Выбрать главу

— А нешто это не деньги?

Басаргин опять улыбнулся:

— За такие деньги не купишь.

— Ужо раздобуду, — упрямо сказал Егорыч и вышел из каземата.

Басаргин попытался было уснуть, но припадок мучительного кашля потряс все его исхудалое тело. Синими шнурами вздулись на шее жилы, от обильной испарины рубаха прилипла к груди и спине. Он спустил ноги с койки, стараясь отдышаться. На платке, которым он вытер рот, остались красные пятна.

Еще красными от напряжения глазами он взглянул на вошедшего в камеру плац-адъютанта.

— На допрос, — приказал тот.

Басаргин с трудом натянул на себя куртку и оправил гребенкой влажные от пота волосы. Как обычно, прежде чем вести заключенного на допрос, плац-адъютант завязал ему глаза холстинной тряпкой.

— Только крепче держите меня, — сказал Басаргин, — а то я нынче могу и споткнуться.

Плац-адъютант кивнул часовым и молча вывел узника из каземата.

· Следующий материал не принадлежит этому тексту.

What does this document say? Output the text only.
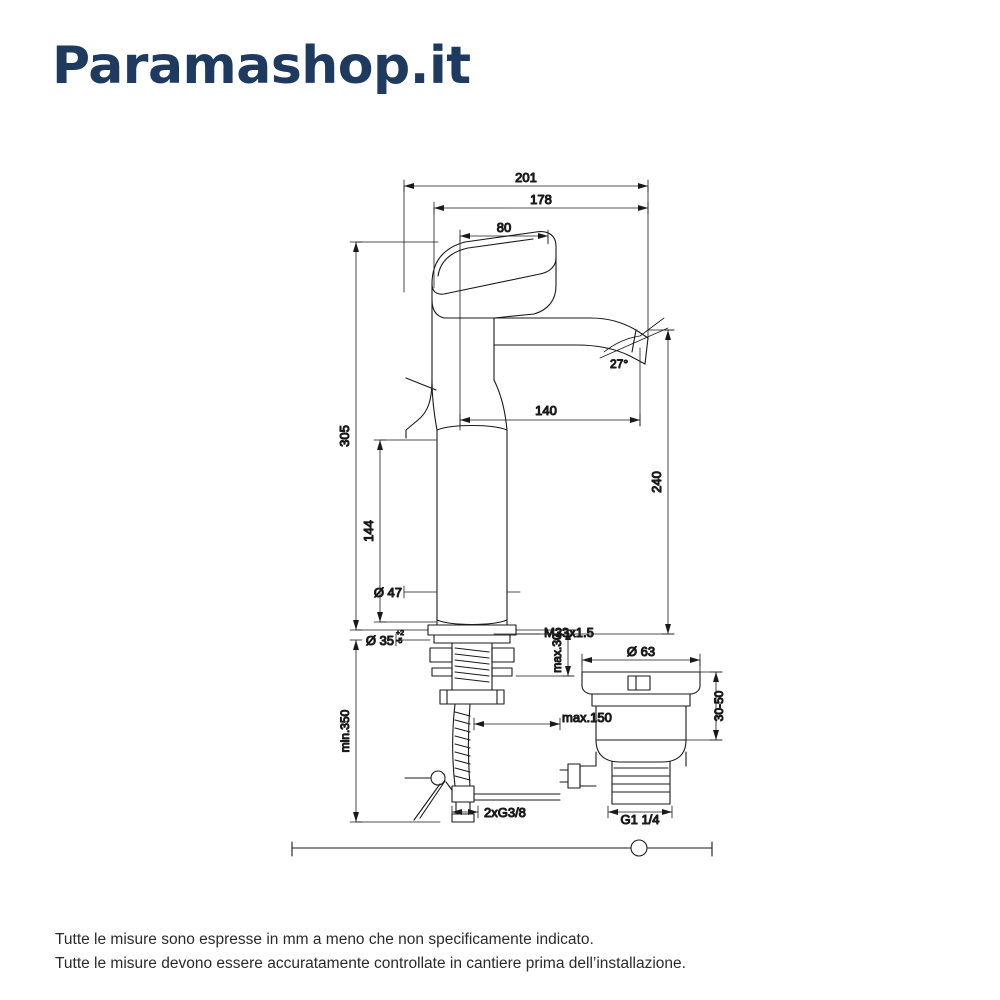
Paramashop.it
201
178
80
140
305
240
144
min.350
max.30
30-50
Ø 47
Ø 35 +2
-5
M33x1.5
max.150
2xG3/8
Ø 63
G1 1/4
27°
Tutte le misure sono espresse in mm a meno che non specificamente indicato.
Tutte le misure devono essere accuratamente controllate in cantiere prima dell’installazione.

При выходе из куртины кто-то накинул Басаргину на голову колпак, а на плечи шинель, потом его усадили в пролетку и привезли к комендантскому дому. Здесь — снова шествие по коридорам и ступенькам, и, наконец, кто-то проговорил:

— Снимите повязку…

Басаргин открыл, было, глаза, но тотчас же зажмурил их от яркого света.

За столом, покрытым алым сукном, в мундирах и регалиях сидели члены Комитета; всех их Басаргин не рассмотрел, но надменное лицо Чернышева, торчащий чуб Дибича и сонная физиономия старика Татищева сразу запечатлелись в его еще прищуренных от яркого света глазах.

Первым с Басаргиным заговорил генерал Чернышев.

— Вам предоставляется — и в последний раз, — подчеркнул он, — рассказать о вашей деятельности и о деятельности ваших сообщников все, что вы знаете. Настоятельно советую говорить только одну сущую правду.

— В таком совете я не нуждаюсь, ваше превосходительство, ибо лжи терпеть не могу. О себе я сказал все на прежних допросах. Если я умолчал о чем-либо, что касается моих товарищей, то, видимо, сделано это по той причине, что я полагал бесчестным нарушить данное мною слово.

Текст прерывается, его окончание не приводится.